DIY cargo bike – A recycling adventure


Inspired by the abundance of cargo bikes across Europe, Simon Waugh built one at home from salvaged materials.

A while back I was lucky enough to enjoy a trip to Europe, where I was struck by the widespread use of bikes for everyday use. In Amsterdam I was particularly impressed by the ubiquitous cargo bike, to be seen at every turn ferrying children to and from primary school, bringing home the groceries or delivering goods for small businesses.

Often the next step after looking at a bike is trying it out, but unfortunately the opportunity never presented itself and I returned home wondering what it would be like to use one of these amazing machines for real.

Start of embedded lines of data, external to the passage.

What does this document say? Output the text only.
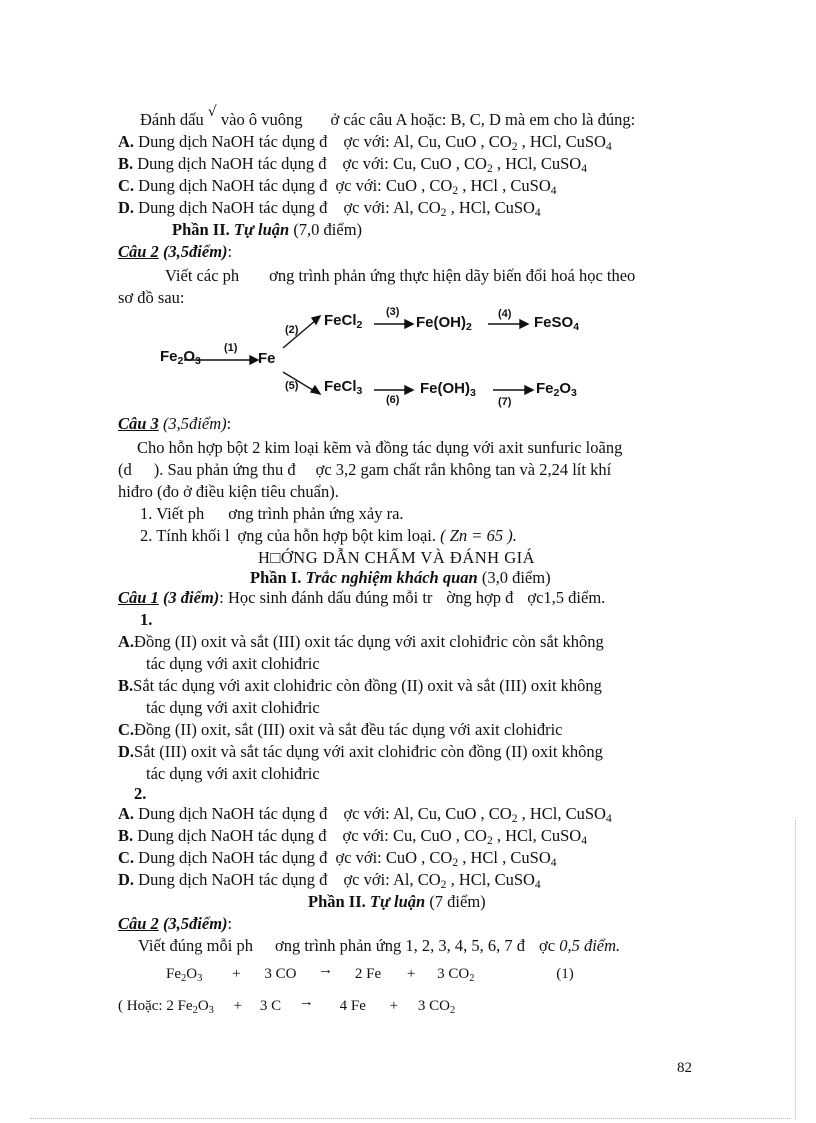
Đánh dấu √ vào ô vuông ở các câu A hoặc: B, C, D mà em cho là đúng:
A. Dung dịch NaOH tác dụng đ ợc với: Al, Cu, CuO , $CO_2$ , HCl, CuSO$_4$
B. Dung dịch NaOH tác dụng đ ợc với: Cu, CuO , $CO_2$ , HCl, CuSO$_4$
C. Dung dịch NaOH tác dụng đ ợc với: CuO , $CO_2$ , HCl , CuSO$_4$
D. Dung dịch NaOH tác dụng đ ợc với: Al, $CO_2$ , HCl, CuSO$_4$
Phần II. Tự luận (7,0 điểm)
Câu 2 (3,5điểm):
Viết các ph ơng trình phản ứng thực hiện dãy biến đổi hoá học theo
sơ đồ sau:
$Fe_2O_3$	Fe
FeCl$_2$	$Fe(OH)_2$	FeSO$_4$
FeCl$_3$	$Fe(OH)_3$	$Fe_2O_3$
(1)
(2)
(3)	(4)
(5)
(6)	(7)
Câu 3 (3,5điểm):
Cho hỗn hợp bột 2 kim loại kẽm và đồng tác dụng với axit sunfuric loãng
(d ). Sau phản ứng thu đ ợc 3,2 gam chất rắn không tan và 2,24 lít khí
hiđro (đo ở điều kiện tiêu chuẩn).
1. Viết ph ơng trình phản ứng xảy ra.
2. Tính khối l ợng của hỗn hợp bột kim loại. ( Zn = 65 ).
H□ỚNG DẪN CHẤM VÀ ĐÁNH GIÁ
Phần I. Trắc nghiệm khách quan (3,0 điểm)
Câu 1 (3 điểm): Học sinh đánh dấu đúng mỗi tr ờng hợp đ ợc1,5 điểm.
1.
A.Đồng (II) oxit và sắt (III) oxit tác dụng với axit clohiđric còn sắt không
tác dụng với axit clohiđric
B.Sắt tác dụng với axit clohiđric còn đồng (II) oxit và sắt (III) oxit không
tác dụng với axit clohiđric
C.Đồng (II) oxit, sắt (III) oxit và sắt đều tác dụng với axit clohiđric
D.Sắt (III) oxit và sắt tác dụng với axit clohiđric còn đồng (II) oxit không
tác dụng với axit clohiđric
2.
A. Dung dịch NaOH tác dụng đ ợc với: Al, Cu, CuO , $CO_2$ , HCl, CuSO$_4$
B. Dung dịch NaOH tác dụng đ ợc với: Cu, CuO , $CO_2$ , HCl, CuSO$_4$
C. Dung dịch NaOH tác dụng đ ợc với: CuO , $CO_2$ , HCl , CuSO$_4$
D. Dung dịch NaOH tác dụng đ ợc với: Al, $CO_2$ , HCl, CuSO$_4$
Phần II. Tự luận (7 điểm)
Câu 2 (3,5điểm):
Viết đúng mỗi ph ơng trình phản ứng 1, 2, 3, 4, 5, 6, 7 đ ợc 0,5 điểm.
$Fe_2O_3 + 3$ CO → 2 Fe + 3 $CO_2$	(1)
( Hoặc: 2 $Fe_2O_3 + 3$ C → 4 Fe + 3 $CO_2$
82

I started looking at them on the internet and discovered that I could purchase an imported Bakfiets cargo bike quite easily, but the prices were enough to make my eyes water.

Birth of a shed project
Somehow the idea of owning a cargo bike just wouldn’t go away and six months later I hit on an answer—I’d build my own! Perhaps I have too much spare time, but all of those shed projects have to start somewhere.

What about raw materials? During an early morning walk around the local streets I noticed that the piles of junk waiting for the next council kerbside collection included several bikes, in various states of repair. Some were complete wrecks, while others were in reasonable condition and even too good for what I had in mind. I returned home with a couple of likely candidates: a venerable Malvern Star ‘racer’ and a ‘supermarket’ mountain bike, complete with sprung fork.

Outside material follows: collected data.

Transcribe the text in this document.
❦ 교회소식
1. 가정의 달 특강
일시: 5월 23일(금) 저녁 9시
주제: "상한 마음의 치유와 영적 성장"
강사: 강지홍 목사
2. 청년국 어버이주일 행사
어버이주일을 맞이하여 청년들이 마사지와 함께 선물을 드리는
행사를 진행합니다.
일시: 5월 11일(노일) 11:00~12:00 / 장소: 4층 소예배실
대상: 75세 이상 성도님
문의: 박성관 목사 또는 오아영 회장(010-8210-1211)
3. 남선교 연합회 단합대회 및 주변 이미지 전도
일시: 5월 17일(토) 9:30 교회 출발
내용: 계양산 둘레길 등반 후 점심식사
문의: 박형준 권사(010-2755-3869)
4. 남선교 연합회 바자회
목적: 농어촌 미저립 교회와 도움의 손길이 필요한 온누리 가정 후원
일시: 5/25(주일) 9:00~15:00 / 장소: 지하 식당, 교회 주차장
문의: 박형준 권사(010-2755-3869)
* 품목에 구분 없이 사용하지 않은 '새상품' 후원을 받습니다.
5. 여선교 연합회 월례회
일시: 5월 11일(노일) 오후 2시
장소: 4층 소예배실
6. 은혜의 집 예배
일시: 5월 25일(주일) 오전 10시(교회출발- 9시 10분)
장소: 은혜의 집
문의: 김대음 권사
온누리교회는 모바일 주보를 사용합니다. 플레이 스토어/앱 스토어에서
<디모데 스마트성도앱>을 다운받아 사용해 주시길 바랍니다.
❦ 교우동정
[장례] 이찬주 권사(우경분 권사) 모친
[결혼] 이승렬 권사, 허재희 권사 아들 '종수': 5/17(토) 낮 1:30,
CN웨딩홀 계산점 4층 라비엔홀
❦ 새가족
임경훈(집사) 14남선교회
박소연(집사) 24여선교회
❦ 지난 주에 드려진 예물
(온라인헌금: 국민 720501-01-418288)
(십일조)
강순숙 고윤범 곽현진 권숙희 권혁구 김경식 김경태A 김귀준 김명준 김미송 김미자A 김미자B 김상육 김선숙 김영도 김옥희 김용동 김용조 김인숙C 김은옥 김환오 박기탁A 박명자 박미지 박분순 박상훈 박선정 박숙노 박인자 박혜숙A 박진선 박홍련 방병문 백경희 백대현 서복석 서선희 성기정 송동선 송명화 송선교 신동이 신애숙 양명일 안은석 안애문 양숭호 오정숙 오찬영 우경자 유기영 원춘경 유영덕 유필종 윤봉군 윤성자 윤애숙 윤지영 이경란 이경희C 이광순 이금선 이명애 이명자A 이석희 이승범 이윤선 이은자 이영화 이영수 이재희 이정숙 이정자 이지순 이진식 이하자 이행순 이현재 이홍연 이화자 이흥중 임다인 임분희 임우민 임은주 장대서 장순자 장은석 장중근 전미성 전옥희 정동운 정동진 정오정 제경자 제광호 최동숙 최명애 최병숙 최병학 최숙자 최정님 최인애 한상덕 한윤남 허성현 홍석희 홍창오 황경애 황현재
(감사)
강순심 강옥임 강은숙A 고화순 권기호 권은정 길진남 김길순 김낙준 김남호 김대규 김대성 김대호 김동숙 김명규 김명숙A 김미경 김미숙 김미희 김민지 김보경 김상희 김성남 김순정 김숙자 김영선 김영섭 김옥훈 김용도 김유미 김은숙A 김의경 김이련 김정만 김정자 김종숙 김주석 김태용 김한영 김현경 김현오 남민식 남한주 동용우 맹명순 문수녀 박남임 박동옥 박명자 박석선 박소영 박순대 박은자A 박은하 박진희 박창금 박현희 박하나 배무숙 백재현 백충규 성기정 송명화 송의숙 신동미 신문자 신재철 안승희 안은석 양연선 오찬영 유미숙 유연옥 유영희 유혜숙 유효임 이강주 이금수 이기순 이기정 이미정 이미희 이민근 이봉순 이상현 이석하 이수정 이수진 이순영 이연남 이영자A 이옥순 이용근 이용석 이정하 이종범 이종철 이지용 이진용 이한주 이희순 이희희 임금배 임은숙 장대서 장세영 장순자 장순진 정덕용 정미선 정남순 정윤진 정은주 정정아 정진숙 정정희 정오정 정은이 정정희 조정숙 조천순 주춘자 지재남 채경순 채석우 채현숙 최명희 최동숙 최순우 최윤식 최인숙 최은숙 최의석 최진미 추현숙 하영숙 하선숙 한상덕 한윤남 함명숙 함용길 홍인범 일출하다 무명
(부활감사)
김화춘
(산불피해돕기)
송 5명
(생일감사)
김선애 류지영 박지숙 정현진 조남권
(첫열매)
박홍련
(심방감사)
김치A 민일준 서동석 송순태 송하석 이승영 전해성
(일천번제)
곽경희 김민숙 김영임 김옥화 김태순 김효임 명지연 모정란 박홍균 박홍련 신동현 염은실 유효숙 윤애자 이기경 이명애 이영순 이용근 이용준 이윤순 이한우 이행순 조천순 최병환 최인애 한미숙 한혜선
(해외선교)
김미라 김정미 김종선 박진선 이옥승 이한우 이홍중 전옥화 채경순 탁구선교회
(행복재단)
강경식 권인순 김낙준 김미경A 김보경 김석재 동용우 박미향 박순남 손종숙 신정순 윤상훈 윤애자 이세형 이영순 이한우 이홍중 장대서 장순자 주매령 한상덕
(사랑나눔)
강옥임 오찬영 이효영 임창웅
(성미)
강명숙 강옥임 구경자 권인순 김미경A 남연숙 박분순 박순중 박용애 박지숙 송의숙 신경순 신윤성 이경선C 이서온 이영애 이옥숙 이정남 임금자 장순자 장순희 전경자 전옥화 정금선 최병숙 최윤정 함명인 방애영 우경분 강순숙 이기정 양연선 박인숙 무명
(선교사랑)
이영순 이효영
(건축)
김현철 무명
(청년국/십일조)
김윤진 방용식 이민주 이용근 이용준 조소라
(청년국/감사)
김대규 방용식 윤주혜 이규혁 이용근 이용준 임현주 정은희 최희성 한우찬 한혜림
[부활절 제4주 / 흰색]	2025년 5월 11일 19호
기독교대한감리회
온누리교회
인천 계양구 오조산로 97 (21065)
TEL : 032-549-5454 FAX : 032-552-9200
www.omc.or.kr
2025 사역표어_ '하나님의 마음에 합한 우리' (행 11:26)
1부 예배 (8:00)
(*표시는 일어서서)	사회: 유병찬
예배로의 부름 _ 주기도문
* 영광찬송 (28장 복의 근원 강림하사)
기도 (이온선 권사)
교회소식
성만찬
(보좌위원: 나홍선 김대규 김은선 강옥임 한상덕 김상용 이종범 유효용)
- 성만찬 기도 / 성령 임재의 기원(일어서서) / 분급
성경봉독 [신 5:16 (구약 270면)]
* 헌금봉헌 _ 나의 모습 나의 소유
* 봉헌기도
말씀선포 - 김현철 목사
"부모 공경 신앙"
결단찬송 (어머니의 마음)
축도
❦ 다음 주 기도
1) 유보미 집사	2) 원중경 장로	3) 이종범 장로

A conventional cargo bike has a smaller front wheel, typically about 20 inches (51 centimetres). This is for practical purposes, allowing the front fork to fit in front of the cargo box and making it easier to arrange a steering linkage. However, among my collection of ‘it’ll be useful some day’ bits and pieces, I had a front wheel complete with a 200 watt motor, which seemed like a worthwhile addition to the project. I couldn’t see any way of building the motor into a smaller wheel, so I decided that my cargo bike would have a full size front wheel.